Trey Laird’s only “wearable” is a bracelet from Africa. It’s telling because the rest of Laird’s points of view on luxury and fashion are pretty traditional. Makes sense: Laird, the creative director and founder of Laird + Partners and the former head of brand at Donna Karan is part of a stable of fashion branding greats who remember when outdoor advertising was considered avant garde in fashion.
Laird is this week’s guest on the Glossy Podcast. Edited highlights below.
Fashion advertising — especially in New York — used to be raw.
Laird was one of the creative minds behind a 1994 DKNY campaign that featured a woman, in black and white, crossing the street in New York’s financial district. Shot by Peter Lindbergh, the iconic photo has since come back in vogue: Public School designers Day-Yi Chow and Maxwell Osborne’s first collection for DKNY in September sought to evoke that New York, which Laird says has been lost.
“When I first came here, the thing that was so exciting was the rawness to fashion and beauty and luxury goods. There was a real energy because there were so many new things being thought about and tried,” he said. “People were trying things like outdoor, which was like ‘wow.’ Now we have ads all around us. There was a rawness and grit and experimentation that was amazing.”

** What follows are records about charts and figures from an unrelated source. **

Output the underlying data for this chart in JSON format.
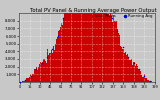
{
  "title": "Total PV Panel & Running Average Power Output",
  "background_color": "#c8c8c8",
  "plot_bg_color": "#c8c8c8",
  "bar_color": "#cc0000",
  "avg_color": "#0000dd",
  "grid_color": "#ffffff",
  "title_color": "#000000",
  "title_fontsize": 3.8,
  "tick_fontsize": 2.8,
  "legend_fontsize": 2.8,
  "ylim": [
    0,
    9000
  ],
  "ytick_labels": [
    "1,000",
    "2,000",
    "3,000",
    "4,000",
    "5,000",
    "6,000",
    "7,000",
    "8,000"
  ],
  "ytick_vals": [
    1000,
    2000,
    3000,
    4000,
    5000,
    6000,
    7000,
    8000
  ],
  "n_bars": 200,
  "seed": 17
}
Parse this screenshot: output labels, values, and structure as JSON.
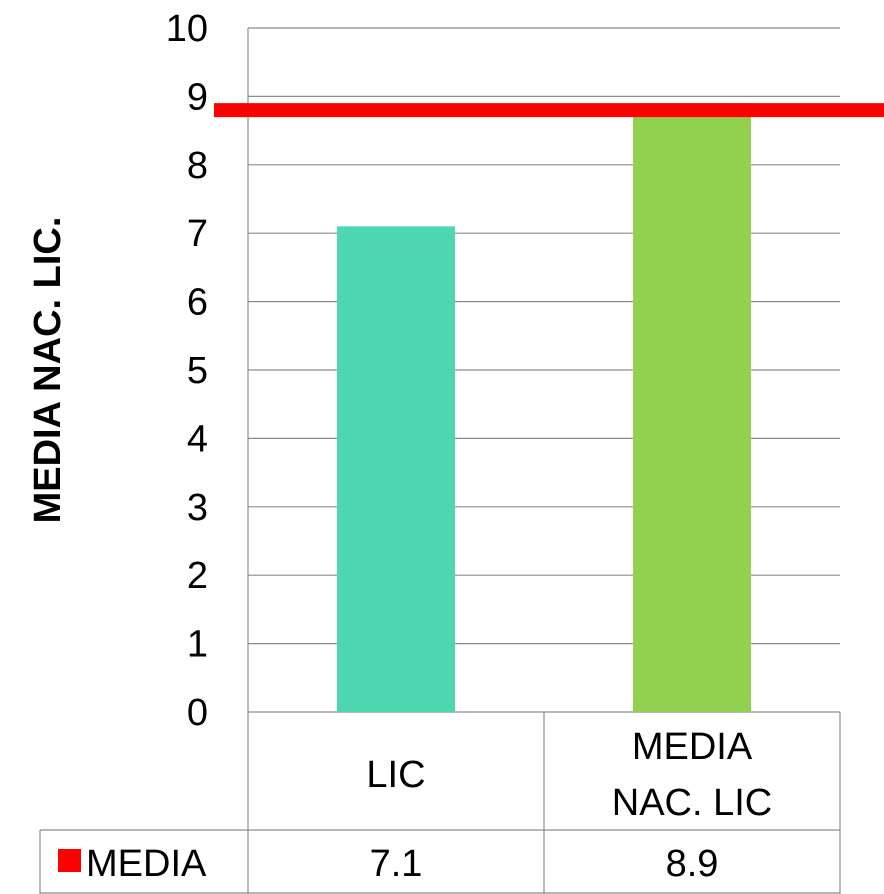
{
  "chart_data": {
    "type": "bar",
    "ylabel": "MEDIA  NAC. LIC.",
    "ylim": [
      0,
      10
    ],
    "yticks": [
      "0",
      "1",
      "2",
      "3",
      "4",
      "5",
      "6",
      "7",
      "8",
      "9",
      "10"
    ],
    "grid": true,
    "categories": [
      {
        "lines": [
          "LIC"
        ]
      },
      {
        "lines": [
          "MEDIA",
          "NAC. LIC"
        ]
      }
    ],
    "values": [
      7.1,
      8.9
    ],
    "bar_colors": [
      "#4dd6b0",
      "#92d050"
    ],
    "reference_line": {
      "value": 8.8,
      "color": "#ff0000"
    },
    "data_table": {
      "series_name": "MEDIA",
      "series_color": "#ff0000",
      "cells": [
        "7.1",
        "8.9"
      ]
    }
  }
}
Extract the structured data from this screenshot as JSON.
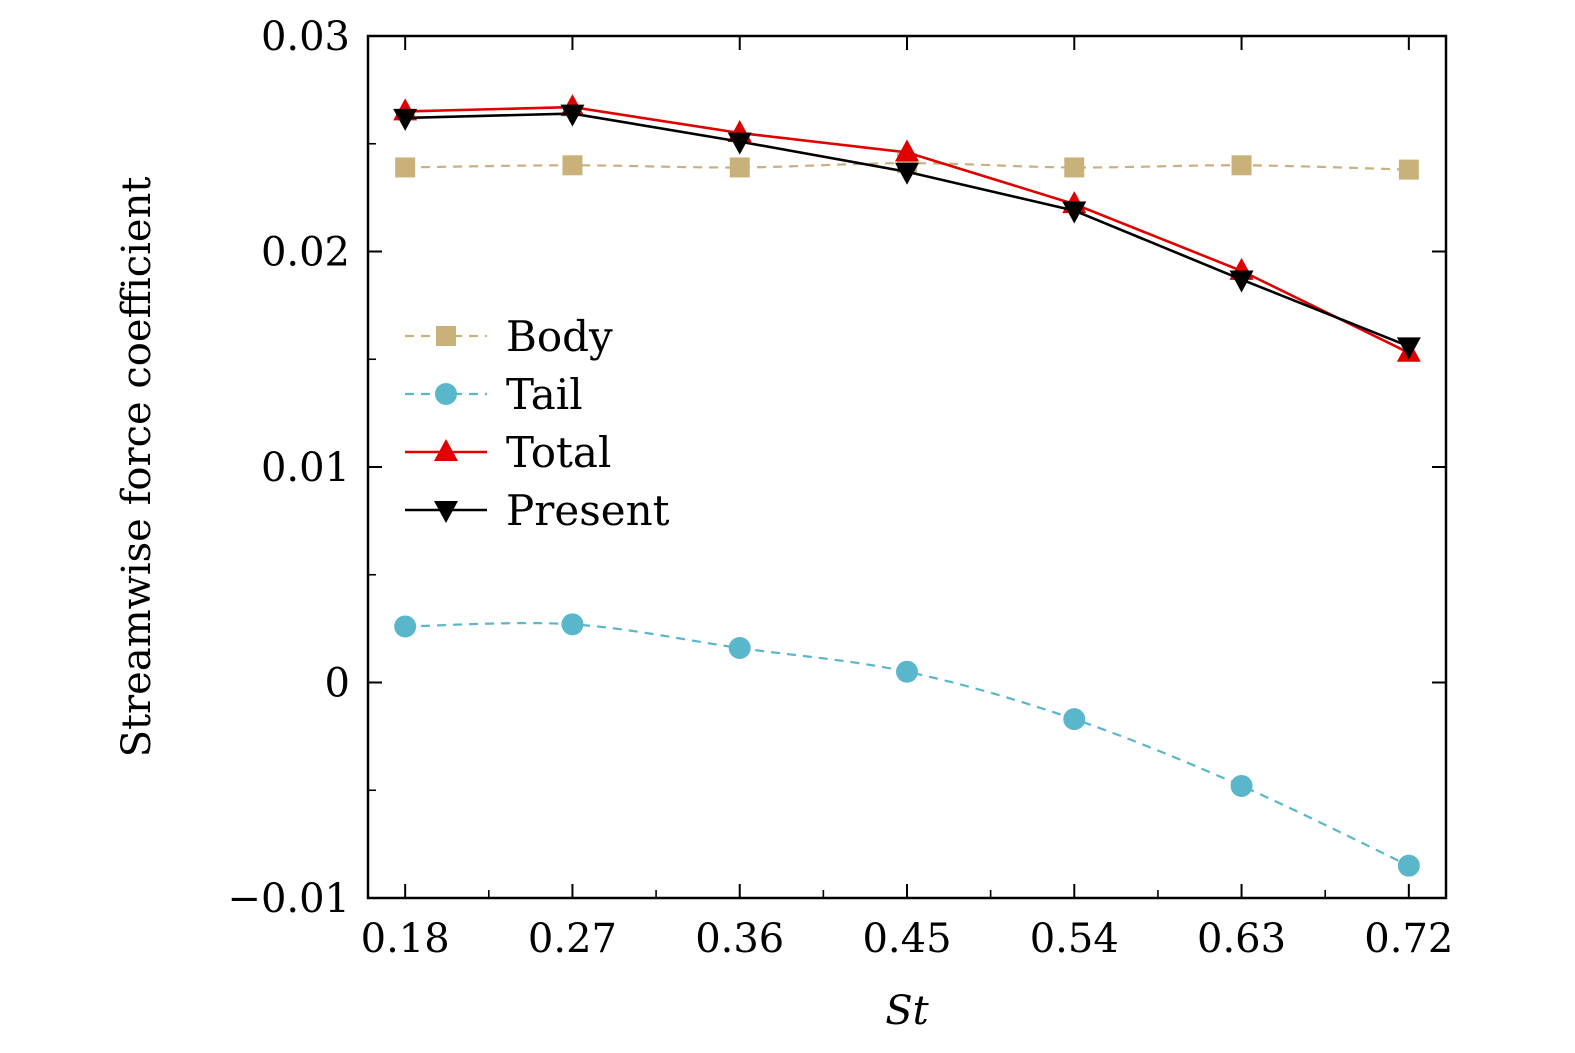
{
  "chart_data": {
    "type": "line",
    "xlabel": "St",
    "ylabel": "Streamwise force coefficient",
    "x": [
      0.18,
      0.27,
      0.36,
      0.45,
      0.54,
      0.63,
      0.72
    ],
    "x_tick_labels": [
      "0.18",
      "0.27",
      "0.36",
      "0.45",
      "0.54",
      "0.63",
      "0.72"
    ],
    "xlim": [
      0.16,
      0.74
    ],
    "ylim": [
      -0.01,
      0.03
    ],
    "y_ticks": [
      -0.01,
      0,
      0.01,
      0.02,
      0.03
    ],
    "y_tick_labels": [
      "−0.01",
      "0",
      "0.01",
      "0.02",
      "0.03"
    ],
    "grid": false,
    "legend_position": "middle-left",
    "series": [
      {
        "name": "Body",
        "values": [
          0.0239,
          0.024,
          0.0239,
          0.0241,
          0.0239,
          0.024,
          0.0238
        ],
        "color": "#c8b27a",
        "marker": "square",
        "line_style": "dashed"
      },
      {
        "name": "Tail",
        "values": [
          0.0026,
          0.0027,
          0.0016,
          0.0005,
          -0.0017,
          -0.0048,
          -0.0085
        ],
        "color": "#5ab7cb",
        "marker": "circle",
        "line_style": "dashed"
      },
      {
        "name": "Total",
        "values": [
          0.0265,
          0.0267,
          0.0255,
          0.0246,
          0.0222,
          0.0191,
          0.0153
        ],
        "color": "#e00000",
        "marker": "triangle-up",
        "line_style": "solid"
      },
      {
        "name": "Present",
        "values": [
          0.0262,
          0.0264,
          0.0251,
          0.0237,
          0.0219,
          0.0187,
          0.0156
        ],
        "color": "#000000",
        "marker": "triangle-down",
        "line_style": "solid"
      }
    ]
  }
}
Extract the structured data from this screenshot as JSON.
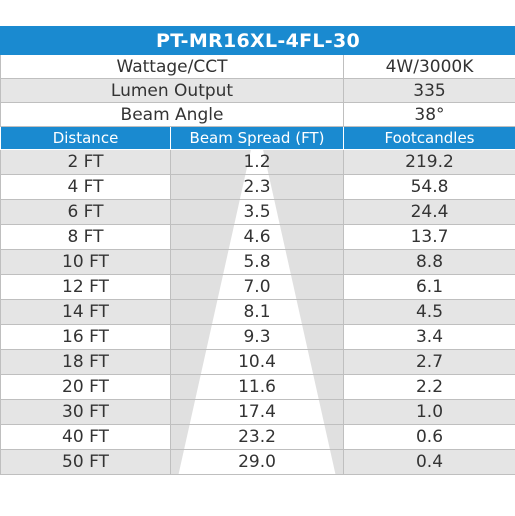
{
  "title": "PT-MR16XL-4FL-30",
  "specs": [
    {
      "label": "Wattage/CCT",
      "value": "4W/3000K"
    },
    {
      "label": "Lumen Output",
      "value": "335"
    },
    {
      "label": "Beam Angle",
      "value": "38°"
    }
  ],
  "columns": [
    "Distance",
    "Beam Spread (FT)",
    "Footcandles"
  ],
  "rows": [
    {
      "distance": "2 FT",
      "spread": "1.2",
      "fc": "219.2"
    },
    {
      "distance": "4 FT",
      "spread": "2.3",
      "fc": "54.8"
    },
    {
      "distance": "6 FT",
      "spread": "3.5",
      "fc": "24.4"
    },
    {
      "distance": "8 FT",
      "spread": "4.6",
      "fc": "13.7"
    },
    {
      "distance": "10 FT",
      "spread": "5.8",
      "fc": "8.8"
    },
    {
      "distance": "12 FT",
      "spread": "7.0",
      "fc": "6.1"
    },
    {
      "distance": "14 FT",
      "spread": "8.1",
      "fc": "4.5"
    },
    {
      "distance": "16 FT",
      "spread": "9.3",
      "fc": "3.4"
    },
    {
      "distance": "18 FT",
      "spread": "10.4",
      "fc": "2.7"
    },
    {
      "distance": "20 FT",
      "spread": "11.6",
      "fc": "2.2"
    },
    {
      "distance": "30 FT",
      "spread": "17.4",
      "fc": "1.0"
    },
    {
      "distance": "40 FT",
      "spread": "23.2",
      "fc": "0.6"
    },
    {
      "distance": "50 FT",
      "spread": "29.0",
      "fc": "0.4"
    }
  ],
  "colors": {
    "header_blue": "#1a8ad0",
    "row_shade": "#e0e0e0",
    "beam": "#ffffff"
  }
}
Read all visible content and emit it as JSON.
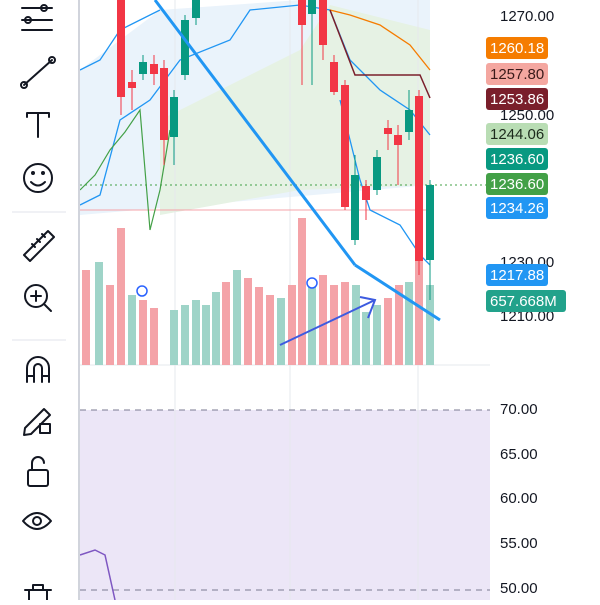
{
  "price_axis": {
    "labels": [
      "1270.00",
      "1250.00",
      "1230.00",
      "1210.00"
    ]
  },
  "price_badges": [
    {
      "label": "1260.18",
      "color": "#f57c00",
      "text_color": "#ffffff"
    },
    {
      "label": "1257.80",
      "color": "#f4a7a0",
      "text_color": "#3a1a1a"
    },
    {
      "label": "1253.86",
      "color": "#7a1f2b",
      "text_color": "#ffffff"
    },
    {
      "label": "1244.06",
      "color": "#b9ddb4",
      "text_color": "#1c2a1c"
    },
    {
      "label": "1236.60",
      "color": "#089981",
      "text_color": "#ffffff"
    },
    {
      "label": "1236.60",
      "color": "#43a047",
      "text_color": "#ffffff"
    },
    {
      "label": "1234.26",
      "color": "#2196f3",
      "text_color": "#ffffff"
    },
    {
      "label": "1217.88",
      "color": "#2196f3",
      "text_color": "#ffffff"
    },
    {
      "label": "657.668M",
      "color": "#22a28b",
      "text_color": "#ffffff"
    }
  ],
  "rsi_axis": {
    "labels": [
      "70.00",
      "65.00",
      "60.00",
      "55.00",
      "50.00"
    ]
  }
}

“Kids today” coming into fashion are approaching it wrong.
Laird says that fashion education today is falling short. “It’s really hard to fully prepare people for what [the career] is like before you start doing it,” he said. And people need to learn to pay the dues of being a young designer, doing grunt work. But the generation coming into the industry today is used to everything being so fast and immediate that they don’t have the patience to make that happen.
“There’s this empowerment that you can do anything and be anything,” he said. “That’s good. The downside is to be the best at something and to become an expert at something it really takes a discipline and a focus.”
Everyone should work inside a brand at some point.
Laird, who entered the fashion word in a roundabout way (through a chance encounter with legendary adman Peter Arnell on the shoe floor at Bergdorf Goodman, where Laird used to work), spent a large part of his career at Donna Karan, which he said helped a lot.
“Agencies approach everything with an ad point of view, campaign first,” he said. “When you’re in-house you are forced to think about everything and the campaign is just one part of it. The shoebox, the hang tag and the press event. Advertising is just a small part of that.”
Too many brands have a culture of fear.
One big reason so many fashion brands are behind in social and digital is that so many of them have an entrenched bureaucratic internal structure, said Laird. On the other side of the spectrum is a brand like Tom Ford, one of his clients. The man himself makes every decision, which Laird says is great. “You don’t have to go through layers of bullshit and it’s not a committee,” he said. Brands that don’t do breakthrough work usually have a culture of “fear-based decision making.”
But at the same time, brands can’t jump in headfirst into everything.
Laird is not sold on chatbots or wearables (the phone is enough, he said). When luxury brands with a history try to be too available on social media or converse with you on Facebook or become too techie, they lose something.
“Sometimes there’s a mystery and mystique about brands and their aura,” he said. “You can get too much information and have it too dissected and have too many opinions and too much conversation. There’s nothing worse than an iPad wielding sales associate.”